El Calderón se merece otro final
Pobre Calderón, que tantas cosas ha visto. Pobre Manzanares, que de alegrías descomunales y desastres esplendorosos ha pasado a esta eterna sucesión de grises decepciones y éxitos tan esporádicos que ni se los cree ni reconstruye desde ellos. No hay cosa peor para una afición que estar rodeada de apatía, mediocridad, el perpetuo "mañana será otro día". Para eso está la vida real.

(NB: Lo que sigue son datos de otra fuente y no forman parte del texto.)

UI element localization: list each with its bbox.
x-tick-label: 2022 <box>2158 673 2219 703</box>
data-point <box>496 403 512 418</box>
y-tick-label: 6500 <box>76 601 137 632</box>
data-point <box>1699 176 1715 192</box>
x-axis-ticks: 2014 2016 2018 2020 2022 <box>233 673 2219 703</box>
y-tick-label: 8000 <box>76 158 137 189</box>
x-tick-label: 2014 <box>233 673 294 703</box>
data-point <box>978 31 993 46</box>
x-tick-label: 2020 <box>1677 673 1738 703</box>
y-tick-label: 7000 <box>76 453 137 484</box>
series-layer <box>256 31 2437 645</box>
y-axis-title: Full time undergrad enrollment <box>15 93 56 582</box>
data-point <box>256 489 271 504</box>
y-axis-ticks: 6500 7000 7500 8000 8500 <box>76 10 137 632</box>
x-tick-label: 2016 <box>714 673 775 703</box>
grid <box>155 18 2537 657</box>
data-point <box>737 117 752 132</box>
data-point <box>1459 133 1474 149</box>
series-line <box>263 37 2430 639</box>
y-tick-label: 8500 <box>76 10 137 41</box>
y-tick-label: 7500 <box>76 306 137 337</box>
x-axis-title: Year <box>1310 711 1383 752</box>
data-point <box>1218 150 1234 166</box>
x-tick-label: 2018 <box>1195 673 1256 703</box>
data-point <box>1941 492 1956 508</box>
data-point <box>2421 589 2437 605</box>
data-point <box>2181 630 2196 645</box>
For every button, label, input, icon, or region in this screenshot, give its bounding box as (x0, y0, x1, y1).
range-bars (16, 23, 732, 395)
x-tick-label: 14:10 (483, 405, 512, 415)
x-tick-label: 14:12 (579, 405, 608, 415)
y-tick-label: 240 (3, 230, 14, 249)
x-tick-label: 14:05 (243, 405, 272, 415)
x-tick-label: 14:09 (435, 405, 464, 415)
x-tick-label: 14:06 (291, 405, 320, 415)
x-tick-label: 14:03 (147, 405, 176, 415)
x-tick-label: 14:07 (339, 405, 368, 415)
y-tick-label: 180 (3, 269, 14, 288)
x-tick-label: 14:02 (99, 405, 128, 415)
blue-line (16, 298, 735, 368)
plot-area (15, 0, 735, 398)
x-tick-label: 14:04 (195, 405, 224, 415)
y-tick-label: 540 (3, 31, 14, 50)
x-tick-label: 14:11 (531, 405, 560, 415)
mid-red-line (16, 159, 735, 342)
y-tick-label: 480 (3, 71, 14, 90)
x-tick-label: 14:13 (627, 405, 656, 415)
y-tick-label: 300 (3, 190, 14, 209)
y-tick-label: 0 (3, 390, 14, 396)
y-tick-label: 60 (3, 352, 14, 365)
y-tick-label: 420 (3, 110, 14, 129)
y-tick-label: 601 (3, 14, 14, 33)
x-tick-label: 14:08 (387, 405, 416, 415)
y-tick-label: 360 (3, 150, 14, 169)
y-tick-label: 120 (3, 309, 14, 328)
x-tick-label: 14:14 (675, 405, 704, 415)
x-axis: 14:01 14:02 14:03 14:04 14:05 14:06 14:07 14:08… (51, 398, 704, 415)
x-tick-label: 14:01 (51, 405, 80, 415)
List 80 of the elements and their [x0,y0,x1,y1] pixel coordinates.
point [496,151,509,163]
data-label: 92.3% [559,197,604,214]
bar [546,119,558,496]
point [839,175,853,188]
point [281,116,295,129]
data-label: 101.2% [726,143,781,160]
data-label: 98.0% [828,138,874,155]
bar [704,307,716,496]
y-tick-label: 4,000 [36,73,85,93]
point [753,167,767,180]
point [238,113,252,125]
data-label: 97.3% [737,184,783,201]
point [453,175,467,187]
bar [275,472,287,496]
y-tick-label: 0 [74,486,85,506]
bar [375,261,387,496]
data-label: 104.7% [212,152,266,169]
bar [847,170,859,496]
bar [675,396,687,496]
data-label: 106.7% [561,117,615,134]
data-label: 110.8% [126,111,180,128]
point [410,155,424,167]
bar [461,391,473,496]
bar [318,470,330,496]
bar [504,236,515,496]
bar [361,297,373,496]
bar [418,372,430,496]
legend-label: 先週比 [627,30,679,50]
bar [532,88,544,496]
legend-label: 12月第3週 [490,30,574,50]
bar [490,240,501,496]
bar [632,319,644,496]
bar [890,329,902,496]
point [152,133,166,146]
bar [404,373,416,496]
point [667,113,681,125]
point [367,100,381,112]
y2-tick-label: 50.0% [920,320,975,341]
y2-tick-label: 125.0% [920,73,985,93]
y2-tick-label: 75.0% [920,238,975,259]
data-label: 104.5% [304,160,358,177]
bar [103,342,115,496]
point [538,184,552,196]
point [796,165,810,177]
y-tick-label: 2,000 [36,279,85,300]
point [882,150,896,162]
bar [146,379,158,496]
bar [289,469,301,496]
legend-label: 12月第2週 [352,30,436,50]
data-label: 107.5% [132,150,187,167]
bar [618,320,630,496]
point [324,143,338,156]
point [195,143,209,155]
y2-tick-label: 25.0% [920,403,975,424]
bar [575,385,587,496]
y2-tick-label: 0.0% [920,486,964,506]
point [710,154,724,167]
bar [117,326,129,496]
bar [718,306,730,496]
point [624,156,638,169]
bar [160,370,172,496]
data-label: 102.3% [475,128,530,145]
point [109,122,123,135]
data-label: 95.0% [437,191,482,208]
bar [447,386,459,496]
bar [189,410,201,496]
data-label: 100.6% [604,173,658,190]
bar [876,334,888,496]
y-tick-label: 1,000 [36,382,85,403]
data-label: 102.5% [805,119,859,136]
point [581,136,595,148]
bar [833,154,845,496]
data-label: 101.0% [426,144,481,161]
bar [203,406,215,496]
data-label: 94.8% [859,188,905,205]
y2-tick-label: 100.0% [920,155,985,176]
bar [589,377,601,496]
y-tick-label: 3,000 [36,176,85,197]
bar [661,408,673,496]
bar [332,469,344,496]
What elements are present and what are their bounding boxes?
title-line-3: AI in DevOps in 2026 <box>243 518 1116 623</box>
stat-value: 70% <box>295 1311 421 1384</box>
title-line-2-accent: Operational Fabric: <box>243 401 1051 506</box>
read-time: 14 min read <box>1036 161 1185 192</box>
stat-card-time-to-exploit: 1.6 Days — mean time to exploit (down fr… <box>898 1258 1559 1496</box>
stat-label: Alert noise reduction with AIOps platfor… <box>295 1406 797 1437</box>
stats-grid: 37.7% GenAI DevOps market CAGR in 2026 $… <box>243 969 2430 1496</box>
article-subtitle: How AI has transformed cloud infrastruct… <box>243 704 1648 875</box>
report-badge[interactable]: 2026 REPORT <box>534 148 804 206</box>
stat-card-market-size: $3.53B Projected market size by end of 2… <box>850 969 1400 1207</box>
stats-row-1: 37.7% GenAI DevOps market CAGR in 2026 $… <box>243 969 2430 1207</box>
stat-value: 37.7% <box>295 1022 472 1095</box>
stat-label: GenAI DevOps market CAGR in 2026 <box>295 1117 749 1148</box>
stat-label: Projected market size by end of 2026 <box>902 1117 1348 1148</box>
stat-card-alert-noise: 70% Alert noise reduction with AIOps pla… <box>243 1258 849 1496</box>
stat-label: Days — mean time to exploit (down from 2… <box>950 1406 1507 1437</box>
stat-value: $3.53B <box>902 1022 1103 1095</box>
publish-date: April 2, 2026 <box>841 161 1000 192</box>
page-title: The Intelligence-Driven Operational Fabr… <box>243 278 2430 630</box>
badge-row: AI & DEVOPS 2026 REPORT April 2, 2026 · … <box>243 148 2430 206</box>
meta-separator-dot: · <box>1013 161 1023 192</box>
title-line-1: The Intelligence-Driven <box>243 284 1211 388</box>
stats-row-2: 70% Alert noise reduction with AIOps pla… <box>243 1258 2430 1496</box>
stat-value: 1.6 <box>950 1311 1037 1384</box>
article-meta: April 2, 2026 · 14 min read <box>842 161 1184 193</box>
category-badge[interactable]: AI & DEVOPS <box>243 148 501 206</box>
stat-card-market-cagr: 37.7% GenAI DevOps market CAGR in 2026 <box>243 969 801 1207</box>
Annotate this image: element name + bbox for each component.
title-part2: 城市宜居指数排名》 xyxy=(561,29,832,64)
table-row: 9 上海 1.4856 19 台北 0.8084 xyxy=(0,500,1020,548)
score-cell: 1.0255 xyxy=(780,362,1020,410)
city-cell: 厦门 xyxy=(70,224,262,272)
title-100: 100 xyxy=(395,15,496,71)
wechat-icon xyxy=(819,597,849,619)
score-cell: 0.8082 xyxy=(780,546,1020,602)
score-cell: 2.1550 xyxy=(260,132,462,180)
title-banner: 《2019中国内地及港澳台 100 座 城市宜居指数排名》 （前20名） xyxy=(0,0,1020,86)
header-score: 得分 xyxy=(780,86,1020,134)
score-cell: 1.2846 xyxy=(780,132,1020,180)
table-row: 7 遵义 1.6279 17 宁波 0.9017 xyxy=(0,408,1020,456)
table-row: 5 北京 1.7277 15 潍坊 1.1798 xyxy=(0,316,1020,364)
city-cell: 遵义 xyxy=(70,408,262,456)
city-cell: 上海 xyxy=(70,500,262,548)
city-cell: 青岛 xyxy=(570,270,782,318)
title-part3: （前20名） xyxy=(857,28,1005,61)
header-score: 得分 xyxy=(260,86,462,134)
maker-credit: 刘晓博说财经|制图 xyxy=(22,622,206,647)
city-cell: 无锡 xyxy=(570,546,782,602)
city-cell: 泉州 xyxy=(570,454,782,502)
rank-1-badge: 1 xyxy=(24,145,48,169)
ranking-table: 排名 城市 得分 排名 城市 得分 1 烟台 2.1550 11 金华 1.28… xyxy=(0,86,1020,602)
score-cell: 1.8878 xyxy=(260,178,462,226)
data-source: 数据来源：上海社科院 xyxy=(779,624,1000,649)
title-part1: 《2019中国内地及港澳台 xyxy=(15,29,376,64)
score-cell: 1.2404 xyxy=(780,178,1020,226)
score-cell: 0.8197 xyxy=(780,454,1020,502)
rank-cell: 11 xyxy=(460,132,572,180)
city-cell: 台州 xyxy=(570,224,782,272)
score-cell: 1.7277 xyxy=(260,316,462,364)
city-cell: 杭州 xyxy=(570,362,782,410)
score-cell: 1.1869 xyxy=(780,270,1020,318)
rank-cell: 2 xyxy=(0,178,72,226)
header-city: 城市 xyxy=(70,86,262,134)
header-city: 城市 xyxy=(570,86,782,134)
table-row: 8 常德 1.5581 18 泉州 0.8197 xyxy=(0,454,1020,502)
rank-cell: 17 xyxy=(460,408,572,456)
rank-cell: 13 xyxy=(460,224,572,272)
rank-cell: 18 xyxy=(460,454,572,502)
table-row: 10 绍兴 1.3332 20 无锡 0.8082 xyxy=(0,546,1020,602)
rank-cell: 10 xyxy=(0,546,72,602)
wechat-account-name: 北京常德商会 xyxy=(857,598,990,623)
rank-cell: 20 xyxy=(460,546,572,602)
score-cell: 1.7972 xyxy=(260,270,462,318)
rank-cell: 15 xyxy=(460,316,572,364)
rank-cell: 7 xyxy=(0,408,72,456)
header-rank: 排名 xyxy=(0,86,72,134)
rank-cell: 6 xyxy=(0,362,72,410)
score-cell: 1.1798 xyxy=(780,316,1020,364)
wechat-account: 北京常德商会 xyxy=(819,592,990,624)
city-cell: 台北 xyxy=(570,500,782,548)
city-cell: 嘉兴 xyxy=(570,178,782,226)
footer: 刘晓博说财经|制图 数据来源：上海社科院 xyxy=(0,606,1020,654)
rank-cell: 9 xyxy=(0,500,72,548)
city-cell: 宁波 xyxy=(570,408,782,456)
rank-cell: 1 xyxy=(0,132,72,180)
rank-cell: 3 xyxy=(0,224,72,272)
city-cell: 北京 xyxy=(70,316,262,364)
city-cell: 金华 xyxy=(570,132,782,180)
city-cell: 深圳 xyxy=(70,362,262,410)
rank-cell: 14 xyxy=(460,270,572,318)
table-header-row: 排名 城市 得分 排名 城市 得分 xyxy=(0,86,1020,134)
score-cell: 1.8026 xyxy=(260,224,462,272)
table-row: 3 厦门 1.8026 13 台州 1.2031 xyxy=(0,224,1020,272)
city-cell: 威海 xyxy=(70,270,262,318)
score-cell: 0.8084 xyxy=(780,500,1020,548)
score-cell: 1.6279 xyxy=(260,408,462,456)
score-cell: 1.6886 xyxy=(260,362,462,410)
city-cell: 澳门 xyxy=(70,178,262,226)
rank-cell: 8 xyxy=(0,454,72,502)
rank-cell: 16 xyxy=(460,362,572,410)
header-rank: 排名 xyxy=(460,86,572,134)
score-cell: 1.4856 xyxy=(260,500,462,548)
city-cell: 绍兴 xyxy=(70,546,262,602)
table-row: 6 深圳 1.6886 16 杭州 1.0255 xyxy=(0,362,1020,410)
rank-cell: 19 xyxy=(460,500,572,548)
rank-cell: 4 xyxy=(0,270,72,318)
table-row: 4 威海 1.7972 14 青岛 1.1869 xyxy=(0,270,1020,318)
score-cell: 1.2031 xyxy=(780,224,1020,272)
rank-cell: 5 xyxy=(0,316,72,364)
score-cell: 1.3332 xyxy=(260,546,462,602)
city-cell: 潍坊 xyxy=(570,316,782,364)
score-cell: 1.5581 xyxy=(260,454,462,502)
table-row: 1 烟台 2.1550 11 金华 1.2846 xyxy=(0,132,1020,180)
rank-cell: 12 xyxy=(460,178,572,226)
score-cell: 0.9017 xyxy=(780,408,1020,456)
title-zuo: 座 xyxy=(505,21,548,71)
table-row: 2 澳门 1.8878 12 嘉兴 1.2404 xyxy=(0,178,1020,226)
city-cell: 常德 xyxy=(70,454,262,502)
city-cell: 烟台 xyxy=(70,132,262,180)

Ir al fútbol, experiencia nacida para apasionar, se ha convertido en rutina para muchos rojiblancos: soy del Atleti (eso no se negocia ni en tiempos oscuros), voy al campo, aplaudo si hay gol, canto si otro empieza, protesto tibiamente si se arranca el de al lado y vuelvo a casa, moderadamente feliz si Kun ha estado inspirado, razonablemente enfadado si la defensa la ha vuelto a liar.
Como Norma Desmond en El crepúsculo de los dioses, la afición del Atleti empieza a vivir más del pasado que de su realidad actual. Aún tiene detalles de grandeza (final de Copa 2010) porque la clase se marchita, pero nunca se pierde. Como a la vieja actriz, los tiempos la han atropellado, no es su culpa. Si a ella le condenó el cine sonoro, a los atléticos les está matando la mala gestión, la bipolarización de la Liga y la tendencia de su equipo a pegarles con un mazo en la cabeza cada vez que empiezan a asomarla. ¿Qué hacer, pues? Gritar, vibrar y sentir hasta que en el césped y en el palco se contagien. Y si no responden, no tienen sitio en el Calderón, nuestra vieja y querida casa, ya en sus últimos años. Si no podemos salvar sus cimientos, salvemos su alma. Se lo debemos.